© 2020 Published by
Elsevier B.V.
Resuscitation 153 (2020) 88-96
https://doi.org/10.1016/j.resuscitation.2020.05.048
Received: 12 January 2020
/ Accepted: 26 May 2020
Improved survival to hospital
discharge in pediatric in-hospital cardiac arrest using 2 Joules/kilogram as first
defibrillation dose for initial pulseless ventricular arrhythmia
Authors
Derek B Hoyme, Yunshu Zhou, Saket Girotra, Sarah E Haskell,
Ricardo A Samson, Peter Meaney, Marc Berg, Vinay M Nadkarni,
Robert A Berg,
Mary Fran Hazinski, Javier J Lasa, Dianne L Atkins
Source
Email: dhoyme@wisc.edu (D.B.
Hoyme)
Abstract
The American
Heart Association (AHA) recommends first defibrillation energy dose of 2 Joules/kilogram
(J/kg) for pediatric cardiac arrest with ventricular fibrillation (VF) or
pulseless ventricular tachycardia (pVT). However,
optimal first energy dose remains unclear.
Methods
Using AHA Get
With the Guidelines-Resuscitation® (GWTG-R) database, we identified children
≤12 years with IHCA due to VF/pVT. Primary
exposure was energy dose in J/kg. We categorized energy doses: 1.7–2.5 J/kg
as reference (reflecting 2 J/kg intended dose),
<1.7 J/kg and >2.5 J/kg. We compared
survival for reference doses to all other doses. We constructed models to test
association of energy dose with survival; adjusting
for age, location, illness category, initial rhythm and vasoactive medications.
Results
We identified 301
patients ≤12 years with index IHCA and initial
VF/pVT. Survival to discharge was significantly lower
with energy doses other than 1.7–2.5 J/kg.
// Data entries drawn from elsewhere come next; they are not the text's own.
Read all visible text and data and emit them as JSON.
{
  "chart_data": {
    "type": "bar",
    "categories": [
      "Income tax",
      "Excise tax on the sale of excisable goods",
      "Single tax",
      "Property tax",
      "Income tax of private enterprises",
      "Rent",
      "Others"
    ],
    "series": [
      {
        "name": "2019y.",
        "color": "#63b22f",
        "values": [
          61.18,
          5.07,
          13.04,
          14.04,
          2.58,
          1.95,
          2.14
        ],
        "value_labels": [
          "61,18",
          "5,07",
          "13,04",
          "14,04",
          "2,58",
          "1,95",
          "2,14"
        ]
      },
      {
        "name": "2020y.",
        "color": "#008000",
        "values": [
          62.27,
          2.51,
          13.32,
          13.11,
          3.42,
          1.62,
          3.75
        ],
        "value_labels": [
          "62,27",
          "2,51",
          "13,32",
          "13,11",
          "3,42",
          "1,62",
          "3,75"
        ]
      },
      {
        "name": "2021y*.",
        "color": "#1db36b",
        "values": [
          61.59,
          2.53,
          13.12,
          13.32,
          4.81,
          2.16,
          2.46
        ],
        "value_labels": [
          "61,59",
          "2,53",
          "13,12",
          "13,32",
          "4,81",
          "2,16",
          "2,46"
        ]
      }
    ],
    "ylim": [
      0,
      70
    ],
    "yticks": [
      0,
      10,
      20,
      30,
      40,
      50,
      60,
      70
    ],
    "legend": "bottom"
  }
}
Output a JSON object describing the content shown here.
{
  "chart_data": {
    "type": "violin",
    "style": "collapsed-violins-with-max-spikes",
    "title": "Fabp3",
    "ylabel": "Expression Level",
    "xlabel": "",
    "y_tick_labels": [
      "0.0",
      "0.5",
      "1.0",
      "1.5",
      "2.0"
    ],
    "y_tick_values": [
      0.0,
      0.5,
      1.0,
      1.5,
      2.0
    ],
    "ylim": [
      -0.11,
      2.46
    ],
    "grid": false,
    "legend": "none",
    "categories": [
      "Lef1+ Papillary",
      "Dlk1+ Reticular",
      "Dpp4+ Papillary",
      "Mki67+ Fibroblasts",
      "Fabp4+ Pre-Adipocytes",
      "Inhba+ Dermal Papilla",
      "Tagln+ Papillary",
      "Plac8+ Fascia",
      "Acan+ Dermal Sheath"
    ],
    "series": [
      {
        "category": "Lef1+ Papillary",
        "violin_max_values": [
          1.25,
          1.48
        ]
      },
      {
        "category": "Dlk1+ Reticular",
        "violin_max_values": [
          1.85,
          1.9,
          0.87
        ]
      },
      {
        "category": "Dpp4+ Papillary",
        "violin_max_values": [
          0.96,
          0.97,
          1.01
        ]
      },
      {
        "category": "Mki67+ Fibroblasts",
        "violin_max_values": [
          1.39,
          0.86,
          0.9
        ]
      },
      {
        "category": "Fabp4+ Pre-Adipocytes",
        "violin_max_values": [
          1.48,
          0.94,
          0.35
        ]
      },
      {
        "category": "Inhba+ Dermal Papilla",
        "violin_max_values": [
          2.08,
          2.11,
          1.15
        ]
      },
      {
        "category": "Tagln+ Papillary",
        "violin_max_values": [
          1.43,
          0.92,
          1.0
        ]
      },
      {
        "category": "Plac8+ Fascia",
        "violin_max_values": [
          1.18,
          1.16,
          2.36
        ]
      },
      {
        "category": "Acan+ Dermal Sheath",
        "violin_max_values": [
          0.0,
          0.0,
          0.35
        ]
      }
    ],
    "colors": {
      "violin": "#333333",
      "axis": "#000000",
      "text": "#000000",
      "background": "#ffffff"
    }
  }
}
Individual dose categories of <1.7 J/kg
or >2.5 J/kg were not associated with differences in survival. For
patients with initial VF, doses >2.5 J/kg
had worse survival compared to reference. For all patients ≤18 years (n = 422),
there were no differences in survival between dosing categories. However, all
≤18 with initial VF receiving >2.5 J/kg
had worse survival.
Conclusions
First energy
doses other than 1.7–2.5 J/kg are associated with lower rate of survival to hospital
discharge in patients ≤12
years old with initial VF/pVT, and first doses
>2.5 J/kg had lower survival rates in all patients ≤18 years
old with initial VF. These results support current AHA guidelines for first
pediatric defibrillation energy dose of 2 J/kg.